Jeff whirled his horse to his haunches, but once more Gibson was too quick for him. Gibson’s horse was naturally the nimbler of the two, even without the advantage of spurs.

“That’s a lie! She was going to tell—she was bound to tell; I made her keep silent. After I jumped out she couldn’t well say anything. That’s why I jumped. Was I going to make her a target for such vile tongues as yours—for me? Oh! You ought to be shot out of a red-hot cannon, through a barbed-wire fence, into hell! You lie, you coward, you know you lie! I’ll cram it down your throat if you’ll get off and throw that gun down!”

“Yah! It’s likely I’ll put the gun down!” scoffed Gibson. “Ride on, you fool! Do you want to hang? Ride on and keep ahead! Remember, I’ve got the gun!”

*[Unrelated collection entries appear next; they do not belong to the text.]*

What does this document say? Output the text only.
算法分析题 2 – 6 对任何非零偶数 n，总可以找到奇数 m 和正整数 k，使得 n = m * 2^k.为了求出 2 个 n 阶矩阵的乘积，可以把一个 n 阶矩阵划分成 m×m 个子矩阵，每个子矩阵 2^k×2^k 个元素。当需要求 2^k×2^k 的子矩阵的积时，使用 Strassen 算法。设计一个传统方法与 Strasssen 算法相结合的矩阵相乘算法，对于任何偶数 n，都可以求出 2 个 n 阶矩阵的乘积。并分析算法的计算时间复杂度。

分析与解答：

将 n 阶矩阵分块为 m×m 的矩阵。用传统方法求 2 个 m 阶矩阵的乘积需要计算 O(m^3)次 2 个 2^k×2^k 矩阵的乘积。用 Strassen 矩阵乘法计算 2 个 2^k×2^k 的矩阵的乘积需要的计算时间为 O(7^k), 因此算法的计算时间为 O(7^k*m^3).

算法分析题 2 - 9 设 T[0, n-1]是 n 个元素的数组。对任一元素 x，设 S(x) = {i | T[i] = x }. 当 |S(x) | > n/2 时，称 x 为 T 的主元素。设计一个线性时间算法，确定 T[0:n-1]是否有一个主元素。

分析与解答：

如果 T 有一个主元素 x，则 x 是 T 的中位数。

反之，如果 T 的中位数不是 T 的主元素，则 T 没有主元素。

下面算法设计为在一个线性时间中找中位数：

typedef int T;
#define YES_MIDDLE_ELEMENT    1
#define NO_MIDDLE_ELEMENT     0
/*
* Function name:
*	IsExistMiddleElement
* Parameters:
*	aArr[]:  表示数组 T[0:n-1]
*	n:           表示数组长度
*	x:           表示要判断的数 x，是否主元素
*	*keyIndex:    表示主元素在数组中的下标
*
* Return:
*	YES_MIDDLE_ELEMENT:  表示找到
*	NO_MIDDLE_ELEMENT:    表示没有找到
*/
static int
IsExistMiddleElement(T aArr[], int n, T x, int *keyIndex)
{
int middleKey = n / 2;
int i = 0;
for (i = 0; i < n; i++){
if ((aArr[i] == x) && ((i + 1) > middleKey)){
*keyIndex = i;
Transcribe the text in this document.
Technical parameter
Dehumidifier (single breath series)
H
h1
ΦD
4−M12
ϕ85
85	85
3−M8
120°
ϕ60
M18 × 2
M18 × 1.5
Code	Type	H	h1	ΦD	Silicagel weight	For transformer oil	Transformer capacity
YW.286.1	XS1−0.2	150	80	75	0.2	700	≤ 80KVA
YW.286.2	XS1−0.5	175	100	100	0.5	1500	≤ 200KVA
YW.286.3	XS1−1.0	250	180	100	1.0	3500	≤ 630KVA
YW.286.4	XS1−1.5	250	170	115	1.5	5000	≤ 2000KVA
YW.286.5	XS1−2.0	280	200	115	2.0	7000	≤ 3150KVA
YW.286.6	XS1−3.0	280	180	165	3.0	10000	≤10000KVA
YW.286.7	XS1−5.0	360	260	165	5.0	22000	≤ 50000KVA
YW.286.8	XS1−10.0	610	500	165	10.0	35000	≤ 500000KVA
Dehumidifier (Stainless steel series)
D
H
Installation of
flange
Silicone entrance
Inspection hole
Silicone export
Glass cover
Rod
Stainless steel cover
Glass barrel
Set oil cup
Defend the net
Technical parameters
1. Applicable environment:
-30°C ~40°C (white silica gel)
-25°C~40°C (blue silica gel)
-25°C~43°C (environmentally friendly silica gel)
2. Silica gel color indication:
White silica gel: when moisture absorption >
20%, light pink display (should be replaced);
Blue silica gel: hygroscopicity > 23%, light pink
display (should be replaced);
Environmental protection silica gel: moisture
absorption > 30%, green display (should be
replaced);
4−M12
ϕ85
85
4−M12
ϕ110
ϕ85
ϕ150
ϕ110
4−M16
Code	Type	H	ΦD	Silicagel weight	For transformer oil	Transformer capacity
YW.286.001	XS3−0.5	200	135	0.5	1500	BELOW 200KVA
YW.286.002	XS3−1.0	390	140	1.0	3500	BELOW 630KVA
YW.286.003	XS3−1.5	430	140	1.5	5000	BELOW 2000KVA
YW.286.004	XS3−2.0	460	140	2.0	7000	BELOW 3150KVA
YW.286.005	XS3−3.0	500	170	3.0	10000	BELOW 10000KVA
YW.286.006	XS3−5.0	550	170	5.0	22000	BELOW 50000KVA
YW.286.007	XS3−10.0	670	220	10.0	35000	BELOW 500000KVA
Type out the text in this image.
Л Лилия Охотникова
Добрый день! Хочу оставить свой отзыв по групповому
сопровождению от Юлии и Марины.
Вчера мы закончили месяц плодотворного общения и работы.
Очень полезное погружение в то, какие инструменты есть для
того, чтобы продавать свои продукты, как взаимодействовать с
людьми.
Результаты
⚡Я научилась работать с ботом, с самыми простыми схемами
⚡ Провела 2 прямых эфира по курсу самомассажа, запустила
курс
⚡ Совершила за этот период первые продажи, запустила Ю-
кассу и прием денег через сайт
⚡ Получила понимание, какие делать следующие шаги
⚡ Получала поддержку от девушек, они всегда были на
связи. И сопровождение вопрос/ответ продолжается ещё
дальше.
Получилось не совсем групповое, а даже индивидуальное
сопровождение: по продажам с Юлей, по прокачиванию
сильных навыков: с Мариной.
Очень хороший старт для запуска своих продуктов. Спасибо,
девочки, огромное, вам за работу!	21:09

“Hanging’s not so bad,” snarled Jeff. “I’d rather be hung decently than be such a thing as you! Oh, if I just had a gun!”

The sound of pursuit was clearer now; and, of course, the pursuers could hear the pursued as well and fought for every inch.

Jeff rode on, furious at his helplessness. For several miles his tormentor raced behind in silence, fearing, if he persisted longer in his evil course, that Jeff would actually stop and give himself up. They gained now on their pursuers, who had pressed their horses overhard to make up the five-mile handicap.

As they came to a patch of sandy ground they eased the pace somewhat. Charley drew a little closer to Jeff.

“Now don’t get mad. I had no idea you thought so much of the girl——”

“Shut up, will you?”

“——or I wouldn’t have deviled you so. I’ll quit. How was I to know you’d stop to fight for her with the very rope round your neck? It’s a pity she’ll never know about it.... You can’t have seen her more than two or three times—and Heaven only knows where that was! On that camping trip, I reckon. What kind of a girl is she, anyhow, to hold clandestine interviews with a stranger?... She’ll write to you by and by—a little scented note, with a little stilted, meaningless word of thanks. No, she won’t. It’ll be gushy: ‘Oh, my hero! How can I ever repay you?’ She won’t let you out of her clutches—anybody, so long as it’s a man! Here! None o’ that!... Go on, now, if you want to live!”

Who the hell wants to live?

A noose flew back from the darkness. Jeff’s horse darted aside and Gibson was jerked sprawling to the sand at a rope’s end—hat flew one way, gun another. Jeff ran to the six-shooter.

“Who’s got the gun now?” he jeered, as he loosened the rope. “I only wish we had two of ’em!”

“You harebrained idiot!” Charley grabbed up his hat and spit sand from his mouth. “Get your horse and ride, you unthinkable donkey!”

“Pleasure first, business afterward!” Jeff unbuckled Gibson’s gunbelt and transferred it to his own waist, jerking Gibson to his feet in the violent process. “Now, you little blackguard, you either take back all that or you’ll get the lickin’ o’ your life! You’re too small; but all the same——”

“Oh, I’ll take it back, you big bully—all I said and a lot more I only thought!” said Charley spitefully. He was almost crying with rage as he limped to his horse. “She’s an angel on earth! Sure she is! Ride, you maniac—ride! Oh, you ought to be hung! I hope you do hang—you miserable ruffian!”

The following hoofs no longer rang sharply; they took on a muffled beat—they were in the sand’s edge not a mile behind.

“Ride ahead, you! I’ve got the gun, remember!” observed Jeff significantly; “but if you slur that girl again I’ll not shoot you—I’ll naturally wear you out with this belt.”